In 2018, advocates tracked at least 26 violent deaths of transgender people — the majority of whom were black transgender women — according to the Human Rights Campaign. This year, at least 11 transgender people have been killed, further exemplifying that such violence disproportionately affects transgender women of color.

“The LGBT community as a whole in addressing the issue of trans people and the violence that we face is something that we’ve always been doing,” Kristen Lovell, a trans advocate and film producer, said. “I think now it needs to be the people who claim to be our allies … or the people who claim to love us to stand up and let people know that it’s not OK to attack us, to beat us, to demonize us.”

But part of instituting change, Lovell states, means knowing complete LGBT history. Lovell remembers learning about Stonewall as a teenager, but it wasn’t until she met Sylvia Rivera later on that she knew who she was — the trans trailblazer behind Street Transvestite Action Revolutionaries (STAR). Her knowledge of transgender activist and icon Marsha P. Johnson, who died in 1992, also came later.

“There was trans profiling and … getting snatched up off the street,” Lovell recalled of the late 1990s and early 2000s, a period with fierce policing of transgender people over the piers that have since been transformed into the Highline. “And so when I began to learn about Marsha … seeing visuals of Marsha or just hearing Marsha from her own stories, and I realized that nothing had really changed from their time to my time."

There’s also a tendency for LGBTQ activists and allies to “compartmentalize” issues, which impedes progress, according to Glenn Magpantay, the executive director of the National Queer Asian Pacific Islander Alliance.

“In Stonewall, we were fighting against police raids. … Today, we’re fighting against ICE raids,” Magpantay told NBC News. “We are still facing the government actors who oppress us, who attack us, who victimize us. … Whether we are gay or immigrant, we have shared struggle; we have common cause. We should be working together.”

Magpantay adds that people must broaden their understanding of the legislation that can bolster and protect the queer community. While he believes the Equality Act, which bans discrimination against LGBTQ people in housing, employment, education and other public accommodations is vital, he doesn’t view it as the end-all, be-all.

“We need to fight for the Equality Act as vigorously as we fight for immigrant rights, as we fight against racial injustice and against police misconduct,” he said. “All of these aspects affect all our communities.”
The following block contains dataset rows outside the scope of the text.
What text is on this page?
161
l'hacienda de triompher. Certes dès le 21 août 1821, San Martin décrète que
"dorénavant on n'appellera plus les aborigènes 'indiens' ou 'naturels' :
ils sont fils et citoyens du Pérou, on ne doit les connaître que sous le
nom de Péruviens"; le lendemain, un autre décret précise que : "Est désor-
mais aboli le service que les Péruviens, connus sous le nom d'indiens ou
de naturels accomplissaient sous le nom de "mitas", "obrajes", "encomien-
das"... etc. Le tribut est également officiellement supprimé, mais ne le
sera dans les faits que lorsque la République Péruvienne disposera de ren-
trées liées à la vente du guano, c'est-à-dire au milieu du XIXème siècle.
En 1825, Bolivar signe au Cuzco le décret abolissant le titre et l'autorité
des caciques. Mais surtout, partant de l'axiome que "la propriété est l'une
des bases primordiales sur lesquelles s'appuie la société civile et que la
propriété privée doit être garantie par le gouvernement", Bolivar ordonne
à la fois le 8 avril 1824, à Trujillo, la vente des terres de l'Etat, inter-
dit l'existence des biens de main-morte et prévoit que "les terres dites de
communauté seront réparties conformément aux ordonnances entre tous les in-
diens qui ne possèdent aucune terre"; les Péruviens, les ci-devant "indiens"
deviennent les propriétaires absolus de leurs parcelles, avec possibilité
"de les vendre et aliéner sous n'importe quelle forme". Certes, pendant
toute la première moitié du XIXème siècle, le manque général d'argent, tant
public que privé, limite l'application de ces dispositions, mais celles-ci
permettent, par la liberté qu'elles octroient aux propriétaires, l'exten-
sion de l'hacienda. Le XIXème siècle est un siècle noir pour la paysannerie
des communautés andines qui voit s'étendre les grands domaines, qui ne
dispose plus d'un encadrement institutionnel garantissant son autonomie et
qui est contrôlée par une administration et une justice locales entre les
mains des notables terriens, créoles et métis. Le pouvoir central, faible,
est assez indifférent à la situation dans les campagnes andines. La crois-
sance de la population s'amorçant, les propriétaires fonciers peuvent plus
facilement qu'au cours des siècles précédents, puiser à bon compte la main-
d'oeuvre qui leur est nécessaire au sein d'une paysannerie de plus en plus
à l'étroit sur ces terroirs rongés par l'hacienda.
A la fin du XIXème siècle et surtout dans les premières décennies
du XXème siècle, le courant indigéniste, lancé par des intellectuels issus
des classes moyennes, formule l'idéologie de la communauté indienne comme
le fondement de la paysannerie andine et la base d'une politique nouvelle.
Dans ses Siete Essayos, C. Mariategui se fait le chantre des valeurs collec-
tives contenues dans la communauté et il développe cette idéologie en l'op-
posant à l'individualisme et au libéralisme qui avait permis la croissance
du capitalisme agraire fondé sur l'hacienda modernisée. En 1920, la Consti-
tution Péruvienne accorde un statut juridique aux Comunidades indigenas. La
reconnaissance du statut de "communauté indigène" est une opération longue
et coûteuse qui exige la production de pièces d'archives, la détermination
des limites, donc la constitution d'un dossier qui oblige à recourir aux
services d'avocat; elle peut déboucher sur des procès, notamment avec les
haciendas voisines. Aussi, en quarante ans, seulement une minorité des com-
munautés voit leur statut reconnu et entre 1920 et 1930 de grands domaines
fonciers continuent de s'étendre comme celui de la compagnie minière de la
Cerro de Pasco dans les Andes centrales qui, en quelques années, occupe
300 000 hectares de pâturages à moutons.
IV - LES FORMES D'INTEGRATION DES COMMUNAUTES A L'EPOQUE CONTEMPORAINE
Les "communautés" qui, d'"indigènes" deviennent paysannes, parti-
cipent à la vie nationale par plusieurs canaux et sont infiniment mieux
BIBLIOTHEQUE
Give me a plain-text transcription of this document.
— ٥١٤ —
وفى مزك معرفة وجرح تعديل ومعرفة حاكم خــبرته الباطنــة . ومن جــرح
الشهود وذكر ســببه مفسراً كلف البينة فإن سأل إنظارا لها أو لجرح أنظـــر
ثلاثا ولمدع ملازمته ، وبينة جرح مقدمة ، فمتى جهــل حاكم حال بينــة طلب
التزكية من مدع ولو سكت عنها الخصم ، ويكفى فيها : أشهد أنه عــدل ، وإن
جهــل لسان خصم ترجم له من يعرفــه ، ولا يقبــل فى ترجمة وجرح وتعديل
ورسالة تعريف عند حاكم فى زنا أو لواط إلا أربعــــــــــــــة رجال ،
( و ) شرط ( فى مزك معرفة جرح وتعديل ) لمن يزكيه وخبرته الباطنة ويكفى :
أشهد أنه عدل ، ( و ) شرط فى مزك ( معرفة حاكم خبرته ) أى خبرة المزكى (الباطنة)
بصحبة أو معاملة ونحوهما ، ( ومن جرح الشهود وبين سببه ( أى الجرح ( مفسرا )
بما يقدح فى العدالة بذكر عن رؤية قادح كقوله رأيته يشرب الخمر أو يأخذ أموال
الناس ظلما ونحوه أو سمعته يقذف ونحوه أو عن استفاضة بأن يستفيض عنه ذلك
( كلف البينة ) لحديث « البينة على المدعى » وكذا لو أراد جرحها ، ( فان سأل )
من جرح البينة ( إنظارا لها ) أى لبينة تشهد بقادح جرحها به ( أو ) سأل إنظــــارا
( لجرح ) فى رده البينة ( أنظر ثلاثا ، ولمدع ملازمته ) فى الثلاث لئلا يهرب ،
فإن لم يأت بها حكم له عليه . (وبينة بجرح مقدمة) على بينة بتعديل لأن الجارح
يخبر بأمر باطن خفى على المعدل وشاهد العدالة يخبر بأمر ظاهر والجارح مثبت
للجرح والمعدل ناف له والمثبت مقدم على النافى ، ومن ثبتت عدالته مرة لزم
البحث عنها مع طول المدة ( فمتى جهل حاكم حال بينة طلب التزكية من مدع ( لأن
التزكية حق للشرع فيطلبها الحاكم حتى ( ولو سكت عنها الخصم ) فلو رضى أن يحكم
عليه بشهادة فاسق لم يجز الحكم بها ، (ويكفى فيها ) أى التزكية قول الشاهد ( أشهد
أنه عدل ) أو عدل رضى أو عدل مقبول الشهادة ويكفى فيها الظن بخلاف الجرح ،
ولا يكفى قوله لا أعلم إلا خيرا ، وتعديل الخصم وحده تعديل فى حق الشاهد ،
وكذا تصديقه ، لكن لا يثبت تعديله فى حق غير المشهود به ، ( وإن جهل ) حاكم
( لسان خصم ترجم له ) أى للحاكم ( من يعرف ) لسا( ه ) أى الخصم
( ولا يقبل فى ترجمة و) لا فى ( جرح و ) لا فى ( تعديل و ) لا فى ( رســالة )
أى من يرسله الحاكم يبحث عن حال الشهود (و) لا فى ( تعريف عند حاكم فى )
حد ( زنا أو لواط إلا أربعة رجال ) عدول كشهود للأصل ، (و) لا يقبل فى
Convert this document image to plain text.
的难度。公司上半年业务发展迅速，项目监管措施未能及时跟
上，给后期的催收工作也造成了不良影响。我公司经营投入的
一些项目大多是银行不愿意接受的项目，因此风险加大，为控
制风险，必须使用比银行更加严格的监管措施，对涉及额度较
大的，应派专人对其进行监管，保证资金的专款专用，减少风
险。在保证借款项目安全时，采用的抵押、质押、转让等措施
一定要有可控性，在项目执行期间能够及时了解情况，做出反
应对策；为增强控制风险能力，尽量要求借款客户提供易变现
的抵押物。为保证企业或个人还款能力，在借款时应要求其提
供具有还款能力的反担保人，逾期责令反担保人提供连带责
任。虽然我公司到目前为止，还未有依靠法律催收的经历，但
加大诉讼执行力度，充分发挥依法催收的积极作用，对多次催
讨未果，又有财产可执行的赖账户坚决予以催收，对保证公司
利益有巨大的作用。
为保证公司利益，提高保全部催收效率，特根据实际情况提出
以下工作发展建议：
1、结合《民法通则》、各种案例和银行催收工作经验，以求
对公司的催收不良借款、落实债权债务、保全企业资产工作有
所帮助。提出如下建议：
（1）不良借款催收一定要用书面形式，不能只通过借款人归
Under the Trump Administration, federal rollbacks against LGBTQ rights have been set in motion. In April, the president’s contentious transgender military policy, which bars transgender personnel from serving openly and denies them access to gender-affirming medical care, went into effect. Last month, the Health and Human Services Department proposed a new rule suggesting that federal laws banning sex discrimination in health care don’t apply to patients’ “gender identity.” United States citizenship has also been denied to some children of LGBTQ couples, among other policies activists deem harmful to the LGBTQ community.

“I think the story of the march toward justice and the journey toward justice in our country around the world is never linear. … There's no question that in the two and a half years of the Trump-Pence administration we've seen the most explicitly anti transgender administration in our history and certainly one of the most anti LGBTQ administrations in our history,” said Sarah McBride, the national press secretary of the Human Rights Campaign. “They've made clear that LGBTQ people are not part of the America that they seek to serve, and it's our job to make clear to them that we are here to stay.”

Perhaps the most visible legacy of the Stonewall uprising is the establishment of Pride parades, which sprouted from gay rights marches and now take place all over the world. Such parades show Stonewall’s dual purpose. The historic event serves as both an invitation to celebrate and a prompt to rebel as those bar patrons did that summer night in 1969.

"The fight doesn’t happen just in June,” Magpantay said. “Stonewall is a reminder that we need to keep doing this work all the time.”